Courtesy Alyssa Moore

Alyssa Moore

And yet, if anyone can handle dire circumstances, it’s Alyssa Moore. Three years ago, her former boyfriend, suffering from severe mental health issues, immolated himself outside of Murphy’s, and attempted to take the bar down with him, while she was running sound there. That was more than dire, but Moore’s natural response was to work through the trauma musically. That led to her finest work to date, a pair of closely related albums titled The Girl Became a Farmer (2017) and The Farmer’s Revenge (2019).

“It’s no secret that I was in a pretty violent relationship,” she reflects. “All my life, the way for me to express myself has always been through music. So it just made sense for me to write an entire album about what happened. I figured, ‘Maybe somebody else will relate to it, and feel better.’

“So, when I say, ‘The girl became a farmer,’ my idea was, ‘Okay, here’s this person who’s been put into a situation where they have to grow because there’s nothing else that you can do.’ I like the idea of farmers growing things and this girl being forced to grow from this situation. With the next album title, The Farmer’s Revenge, the farmer has now grown, and now she is a full, able person. And when I look back at my abuser, I do feel it’s a bit of a revenge just to be able to keep writing and recording songs and putting them out and expressing myself. Especially expressing myself — because in abusive relationships that’s one thing that’s really taken away from you.”

Meanwhile, she’s perfected another kind of revenge via a character she created last year, complete with mustache, who has the music community in stitches. “Big Jim” is the ultimate male explainer-in-chief. In Moore’s video vignettes, Big Jim takes it upon himself to enlighten his female audio engineer interlocutor. “I guess your boyfriend left his tool bag in here,” he says as he goes through the studio gear. Fervently holding a package of guitar strings, Big Jim exclaims, “You’ve gotta look at your guitar strings under a microscope, or else you’re gonna ruin the fretboard!”

“As a teenager, I wanted to be either a documentary maker or make ridiculous, dorky cartoons,” says Moore. “So I feel like Big Jim is both of those, in a way. I’m a woman in a field where only about, like, 3 percent of audio engineers are women. So it’s very easy for me to come up with material, just based on how I’m treated sometimes.”
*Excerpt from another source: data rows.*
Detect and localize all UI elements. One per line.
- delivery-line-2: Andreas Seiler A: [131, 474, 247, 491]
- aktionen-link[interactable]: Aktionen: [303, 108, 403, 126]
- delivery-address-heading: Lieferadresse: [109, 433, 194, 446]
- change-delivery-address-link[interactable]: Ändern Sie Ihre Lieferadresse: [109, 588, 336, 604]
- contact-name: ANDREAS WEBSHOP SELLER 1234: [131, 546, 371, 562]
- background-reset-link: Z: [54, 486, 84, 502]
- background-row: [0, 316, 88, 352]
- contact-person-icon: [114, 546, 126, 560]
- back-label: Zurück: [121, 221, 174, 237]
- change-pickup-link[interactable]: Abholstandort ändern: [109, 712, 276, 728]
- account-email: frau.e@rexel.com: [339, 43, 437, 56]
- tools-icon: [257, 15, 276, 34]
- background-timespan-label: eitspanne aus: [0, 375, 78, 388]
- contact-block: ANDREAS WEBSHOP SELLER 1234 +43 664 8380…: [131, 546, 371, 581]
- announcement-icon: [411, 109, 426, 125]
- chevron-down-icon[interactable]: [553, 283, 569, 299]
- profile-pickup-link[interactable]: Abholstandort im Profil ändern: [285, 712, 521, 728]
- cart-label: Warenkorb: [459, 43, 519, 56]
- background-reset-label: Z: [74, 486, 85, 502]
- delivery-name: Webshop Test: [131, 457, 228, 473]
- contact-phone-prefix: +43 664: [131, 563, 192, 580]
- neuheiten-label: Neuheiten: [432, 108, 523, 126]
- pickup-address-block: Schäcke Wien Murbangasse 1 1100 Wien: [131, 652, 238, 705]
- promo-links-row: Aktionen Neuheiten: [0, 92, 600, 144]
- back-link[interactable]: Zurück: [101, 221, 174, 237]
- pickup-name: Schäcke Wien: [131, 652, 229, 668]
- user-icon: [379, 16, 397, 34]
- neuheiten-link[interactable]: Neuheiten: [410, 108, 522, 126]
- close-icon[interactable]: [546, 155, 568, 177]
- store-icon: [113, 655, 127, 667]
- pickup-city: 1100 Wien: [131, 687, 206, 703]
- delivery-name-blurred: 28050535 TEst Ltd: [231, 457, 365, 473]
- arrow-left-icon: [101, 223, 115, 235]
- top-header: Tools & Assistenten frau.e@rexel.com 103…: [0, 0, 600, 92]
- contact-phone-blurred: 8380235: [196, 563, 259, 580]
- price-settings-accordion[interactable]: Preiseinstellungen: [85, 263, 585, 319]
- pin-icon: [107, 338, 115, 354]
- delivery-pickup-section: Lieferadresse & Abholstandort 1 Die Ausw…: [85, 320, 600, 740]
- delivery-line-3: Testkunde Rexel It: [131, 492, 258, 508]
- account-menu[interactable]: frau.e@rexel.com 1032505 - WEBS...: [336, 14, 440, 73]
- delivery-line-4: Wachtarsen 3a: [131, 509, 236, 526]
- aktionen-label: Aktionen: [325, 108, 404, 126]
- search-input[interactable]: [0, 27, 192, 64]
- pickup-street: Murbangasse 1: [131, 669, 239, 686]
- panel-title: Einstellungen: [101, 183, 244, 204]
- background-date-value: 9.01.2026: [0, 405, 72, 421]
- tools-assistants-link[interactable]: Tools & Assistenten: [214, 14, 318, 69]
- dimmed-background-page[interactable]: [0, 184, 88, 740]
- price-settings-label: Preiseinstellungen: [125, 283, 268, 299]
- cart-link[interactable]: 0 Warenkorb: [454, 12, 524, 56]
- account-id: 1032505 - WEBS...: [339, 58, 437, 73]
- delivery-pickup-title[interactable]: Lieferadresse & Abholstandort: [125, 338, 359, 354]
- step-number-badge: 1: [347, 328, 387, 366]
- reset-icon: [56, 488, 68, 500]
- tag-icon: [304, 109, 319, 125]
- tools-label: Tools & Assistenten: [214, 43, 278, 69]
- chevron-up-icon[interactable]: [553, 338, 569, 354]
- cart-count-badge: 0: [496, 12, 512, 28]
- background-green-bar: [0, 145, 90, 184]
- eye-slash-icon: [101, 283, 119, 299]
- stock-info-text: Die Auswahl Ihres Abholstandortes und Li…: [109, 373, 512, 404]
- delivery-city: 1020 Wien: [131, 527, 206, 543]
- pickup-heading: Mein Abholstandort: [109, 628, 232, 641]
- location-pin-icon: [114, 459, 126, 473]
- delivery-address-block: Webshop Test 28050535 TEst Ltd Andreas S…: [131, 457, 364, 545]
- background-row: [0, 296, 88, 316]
Meanwhile, her home studio and one-woman band are always on call, until live sound becomes a thing once more. Her video and song, “The World is Listening,” written in response to a Donald Trump press conference early in quarantine, captures our sense of dislocation in driving ’80s New Wave rhythms. Look for an album of related material from Moore in the near future. “I want to do something, but I have to wait until I can figure out what our world looks like in a year. Usually when I do something, inspiration hits, and within a day, I’ve got to either do it or give up. ‘Cause I know that inspiration doesn’t stick around very long.”